A happy accident | Tracking Diaries #16
It all started with a happy accident.
While strolling back from the beach one afternoon, I noticed a bunch of people standing by the side of the road, their necks craned upwards towards a tree that they were staring at intently.
“Normal people don’t stare at trees that hard,” I thought to myself. “These folks are up to something cool.”
I was right. I stumbled across a research team from the Sloth Conservation Foundation, out on a mission to track, locate, and monitor a group of sloths for a long-term scientific study.
After introducing myself, explaining my background in evolutionary biology, and asking them about their work, they kindly invited me to join them on their next trip – an opportunity I eagerly accepted.

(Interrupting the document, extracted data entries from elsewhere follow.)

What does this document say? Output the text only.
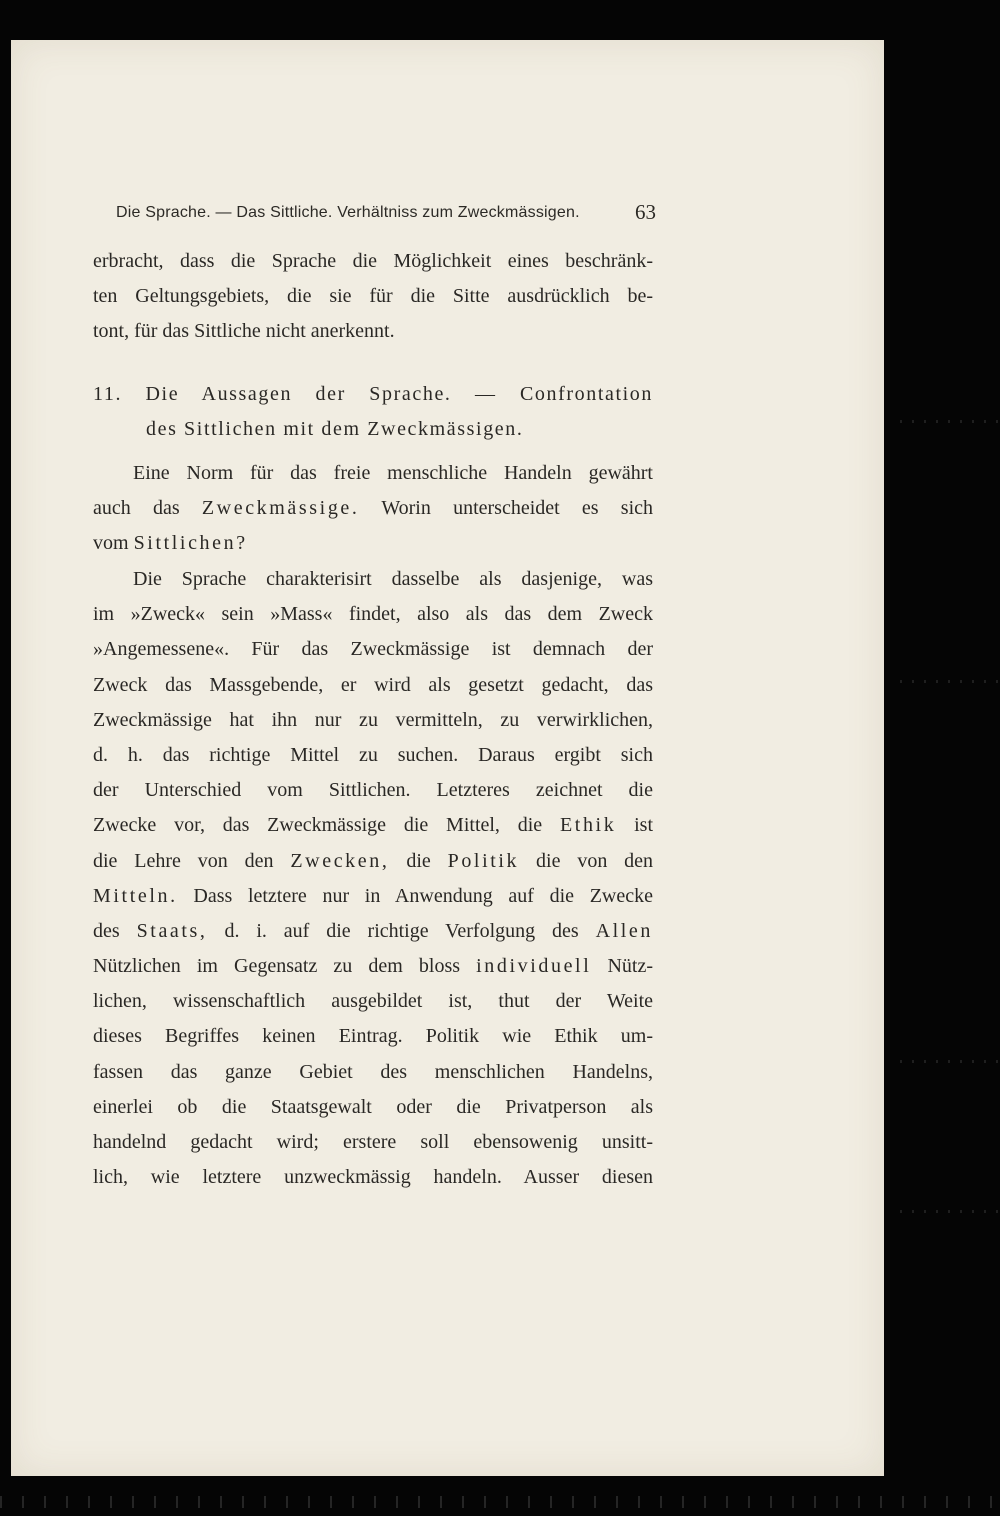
Die Sprache. — Das Sittliche. Verhältniss zum Zweckmässigen.	63
erbracht, dass die Sprache die Möglichkeit eines beschränk-
ten Geltungsgebiets, die sie für die Sitte ausdrücklich be-
tont, für das Sittliche nicht anerkennt.
11. Die Aussagen der Sprache. — Confrontation
des Sittlichen mit dem Zweckmässigen.
Eine Norm für das freie menschliche Handeln gewährt
auch das Zweckmässige. Worin unterscheidet es sich
vom Sittlichen?
Die Sprache charakterisirt dasselbe als dasjenige, was
im »Zweck« sein »Mass« findet, also als das dem Zweck
»Angemessene«. Für das Zweckmässige ist demnach der
Zweck das Massgebende, er wird als gesetzt gedacht, das
Zweckmässige hat ihn nur zu vermitteln, zu verwirklichen,
d. h. das richtige Mittel zu suchen. Daraus ergibt sich
der Unterschied vom Sittlichen. Letzteres zeichnet die
Zwecke vor, das Zweckmässige die Mittel, die Ethik ist
die Lehre von den Zwecken, die Politik die von den
Mitteln. Dass letztere nur in Anwendung auf die Zwecke
des Staats, d. i. auf die richtige Verfolgung des Allen
Nützlichen im Gegensatz zu dem bloss individuell Nütz-
lichen, wissenschaftlich ausgebildet ist, thut der Weite
dieses Begriffes keinen Eintrag. Politik wie Ethik um-
fassen das ganze Gebiet des menschlichen Handelns,
einerlei ob die Staatsgewalt oder die Privatperson als
handelnd gedacht wird; erstere soll ebensowenig unsitt-
lich, wie letztere unzweckmässig handeln. Ausser diesen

A week or so later, I too was standing by the side of that same road, staring upwards at a tree looking for a sloth called Sandwich and her baby.
The project I assisted with is called the Urban Sloth Project, one of SloCo’s long-term projects to understand the activity and behavior of sloths living in and around urban environments.
The team has put a lot of hard work into the project, collaring many individuals of both the two and three-fingered variety and diligently tacking them down multiple times a week to understand their patterns of movement over long time spans.
Over the course of the day, we were able to find every one of the sloths on our list thanks to the use of tracking devices in their collars, some high-powered binoculars, and, of course, a lot of patience. For each one, we noted their coordinates, position, behavior, and height above the ground, as well as the species of tree they were hanging out in and the ambient noise of their environment.
We also bumped into many that weren’t part of the study, including a male three-fingered sloth climbing up from the ground after descending to take his weekly poop at the base of a tree – something the folks at SloCo informed me was very lucky to see on my first trip.
The SloCo team taught me so much on my first day – from how to use the (sometimes temperamental) tracking equipment to the various kinds of data it was important to collect for each sloth, to the many unsolved mysteries that still exist around sloth biology.
More than anything though, the main lesson I learned from my first day tracking sloths was not a scientific one at all, but it was still incredibly valuable: thanks to the hard work and determination of organizations like SloCo, the future of Costa Rica’s sloths is in very good hands.